• The scenarios in WOMAN TIMES SEVEN all deal with adultery and the relationships between the sexes. Reading the premises of each, they feel like prime opportunities for dark comedy: a meek housewife tries embodying her husband's silly sexual fantasies in the flesh, two lovers squabble over how they should carry out their suicide pact, a widow is seduced behind her husband's funeral procession, a faithful wife is tempted by the handsome detective her jealous husband hired to trail her, etc. However, they don't play very funny, despite the best efforts of MacLaine and her court of co-stars. I can't quite put my finger on why. Humor is indeed subjective, but I found a lot of the humor fell flat. I either found the characters too annoying or too pathetic to laugh at, and sometimes the comedy was just stupid (the one with the nude translator just felt so juvenile).

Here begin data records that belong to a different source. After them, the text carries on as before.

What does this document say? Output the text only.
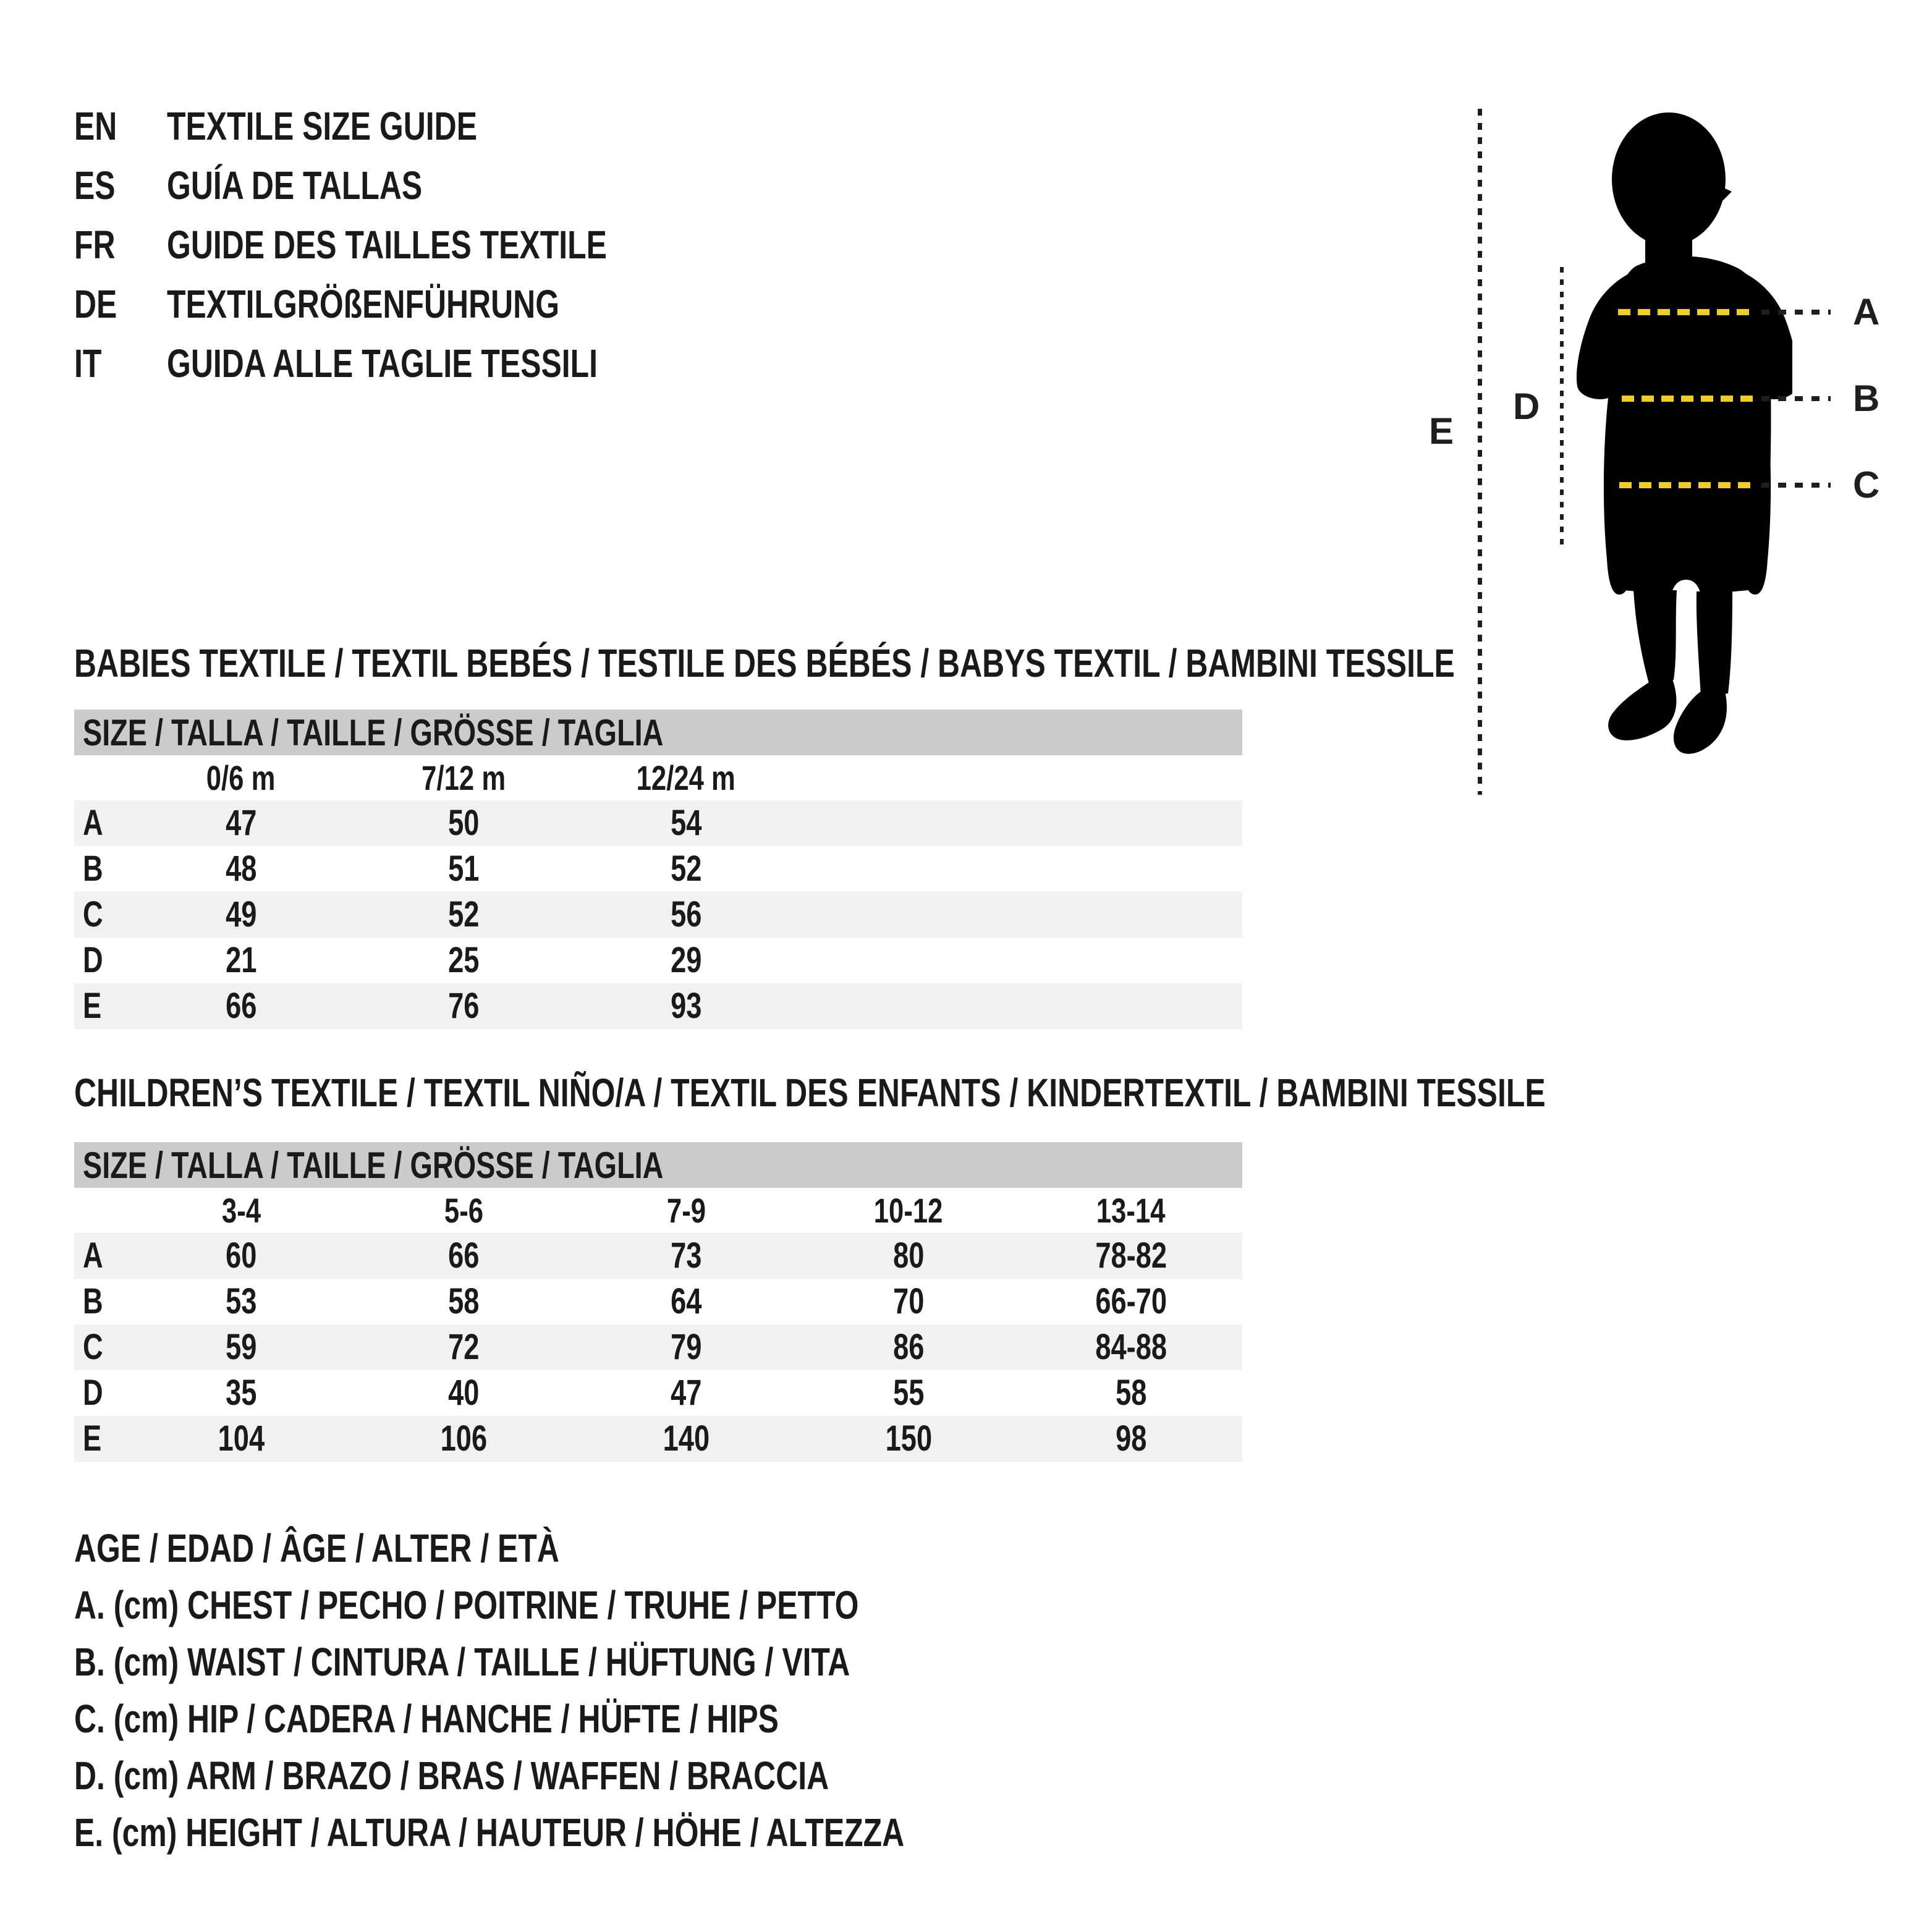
EN	TEXTILE SIZE GUIDE
ES GUÍA DE TALLAS
FR GUIDE DES TAILLES TEXTILE
DE	TEXTILGRÖßENFÜHRUNG
IT GUIDA ALLE TAGLIE TESSILI
E
D
A
B
C
BABIES TEXTILE / TEXTIL BEBÉS / TESTILE DES BÉBÉS / BABYS TEXTIL / BAMBINI TESSILE
SIZE / TALLA / TAILLE / GRÖSSE / TAGLIA
0/6 m	7/12 m	12/24 m
A	47	50	54
B	48	51	52
C	49	52	56
D	21	25	29
E	66	76	93
CHILDREN’S TEXTILE / TEXTIL NIÑO/A / TEXTIL DES ENFANTS / KINDERTEXTIL / BAMBINI TESSILE
SIZE / TALLA / TAILLE / GRÖSSE / TAGLIA
3-4	5-6	7-9	10-12	13-14
A	60	66	73	80	78-82
B	53	58	64	70	66-70
C	59	72	79	86	84-88
D	35	40	47	55	58
E	104	106	140	150	98
AGE / EDAD / ÂGE / ALTER / ETÀ
A. (cm) CHEST / PECHO / POITRINE / TRUHE / PETTO
B. (cm) WAIST / CINTURA / TAILLE / HÜFTUNG / VITA
C. (cm) HIP / CADERA / HANCHE / HÜFTE / HIPS
D. (cm) ARM / BRAZO / BRAS / WAFFEN / BRACCIA
E. (cm) HEIGHT / ALTURA / HAUTEUR / HÖHE / ALTEZZA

    The stories are often thin with unsatisfying endings-- and when I say unsatisfying I'm not complaining about morals or happy endings. They just seem to run out of steam and stop, leaving you with the feeling of, "What was the point?" The running theme tends to be adultery, though the theme is treated with inspiration only here and there. The two best shorts were "At the Opera" which was an open comic farce that had nothing to do with the main theme at all and "Snow," which is lowkey and poignant, saying much about the desire to be desired. One wishes more of that sort of wistfulness had been as successful in the other stories.